Monday, June 20, 2011

Book Review: Erik Larson, In the Garden of Beasts

Every day on this site I blog about issues of crime and punishment. Today’s post is different. Although not the usual law and order subject matter, below is a review of Erik Larson’s In the Garden of the Beast. The book chronicles diplomatic activity in pre-WW II Germany—as well as the rise to prominence of the most infamous mass killer in world history.

William E. Dodd arrived in Germany as American Ambassador about six months after Adolph Hitler was appointed chancellor. Erik Larson in his book, In the Garden of Beasts writes about Dodd and his family during the early years of Hitler’s ascent to absolute power. Dodd was a history professor at the University of Chicago. A close relationship with FDR helped him gain the diplomatic post over the objection of some in the state department.

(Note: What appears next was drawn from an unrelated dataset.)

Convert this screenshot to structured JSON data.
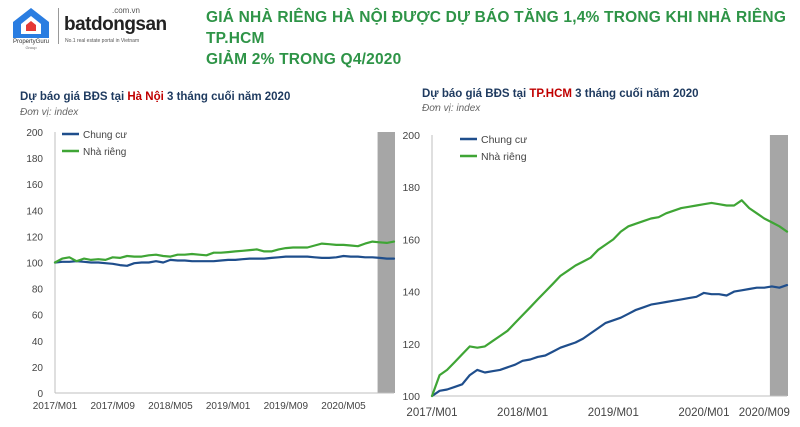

Under Secretary of State William Phillips, whose wife was a friend of Eleanor Roosevelt, felt Dodd was not fit for such an important diplomatic post. Dodd was not part of the “pretty good club.” In Phillips’ eyes club membership was exclusively for men in the Foreign Service who came from wealth—and Harvard, Yale or Princeton.

Although Larson suggests that Dodd practiced “rudimentary anti-Semitism,” he complained about the number of Jews on his staff, and referred to the mistreatment of Jews in Hitler’s Germany as the “Jewish problem,” he did acknowledge early in his German service that the treatment of Jews by the Nazis was shameful.

Larson’s book focuses on Dodd’s first year in Germany. In fact, 340 of 365 pages of text spans July 1933 to August 1934. Dodd initially believes that the Nazis were becoming more “moderate.” That notion is short lived. Dodd’s daughter Martha soon observed SA Storm Troopers brutally parade a woman through the streets with a placard around her neck, “I have offered myself to a Jew.”

Larson dedicates a significant portion of the book to Martha’s romantic trysts. She was recently divorced from her American husband, a New York City banker. She became involved with Rudolf Diels, the Chief of the Gestapo; Boris Winogradou a Soviet diplomat, who was later revealed as a Soviet spy; Putzi Hansfstaengl the Nazi foreign press chief who introduced Martha to Hitler with a view toward bringing the two together “romantically.”

Despite the frivolity of Dodd’s offspring, he sensed the impending doom hanging over Berlin as described In the Garden of Beasts, “It was something everyone who lived in Berlin seemed to experience. You began to think differently about whom you met for lunch and for that matter what café or restaurant you chose…In the most casual of circumstances you spoke carefully and paid attention to those around you in a way you never had before. Berliners came to practice what was known as the ‘German Glance’—der deutsche blick—a quick look in all directions when encountering a friend or acquaintance on the street.”

Dodd’s sense of dread and foreboding came to a head about a year after his arrival in Germany. On June 30, 1934, the “night of the long knives” Hitler ordered the murder of hundreds of SA officers including his long time friend Captain Ernest Rohm.

Although Washington refused to take an official position against Nazism in the aftermath of the massacre, Dodd refused to attend Nazi political functions saying, “It is humiliating to me to shake hands with known and confessed murderers.” Dodd met resistance from the U.S. State Department but managed to hold on to the post for three more years, although Larsen reveals little about those years.

Larsen credits Dodd with being one of the highest ranking American officials to see the Nazis for what they really were, blood thirst mad men who would do anything to advance their agenda and expand their power. Dodd is adulated by Larson, in retrospect, the way Winston Churchill was adulated at the time—a lone voice of dissent. Dodd, through Larsen, was out of his league.

Larson superficially addresses a revealing incident in Dodd’s post diplomatic career. In December of 1938, a year after leaving Germany, Dodd hit a four-year-old girl with his car on the way to a speaking engagement. He left the scene of the accident. He explained his action as, “It was not my fault.” He was later prosecuted and convicted.

Martha, Dodd’s daughter, married again, and lived her life as an expatriate in Prague.

Larson offers a glimpse into Hitler’s early years and how men of intelligence and diplomatic skill failed to intervene. However, the book neither inflames outrage, nor prompts one to seriously reflect on how this could have occurred. Maybe, the genius of Larsen’s book is that its matter-of-fact presentation demonstrates to the reader how easy it is to ignore the obvious when it does not touch one directly.

2 comments:

Top Recommended Website Design Indianapolis Company said...

This is a well written story of the life of the American Ambassador to Germany just prior to WW2. Any fan of European spy fiction set during the intra-war period will find it fascinating and a great source of background about the period.

Unknown said...

Anyone with even a casual interest in the events leading up to the war will find this an invaluable read. It's easily the best book I've read this year, and likely to stay that way. A truly wonderful read!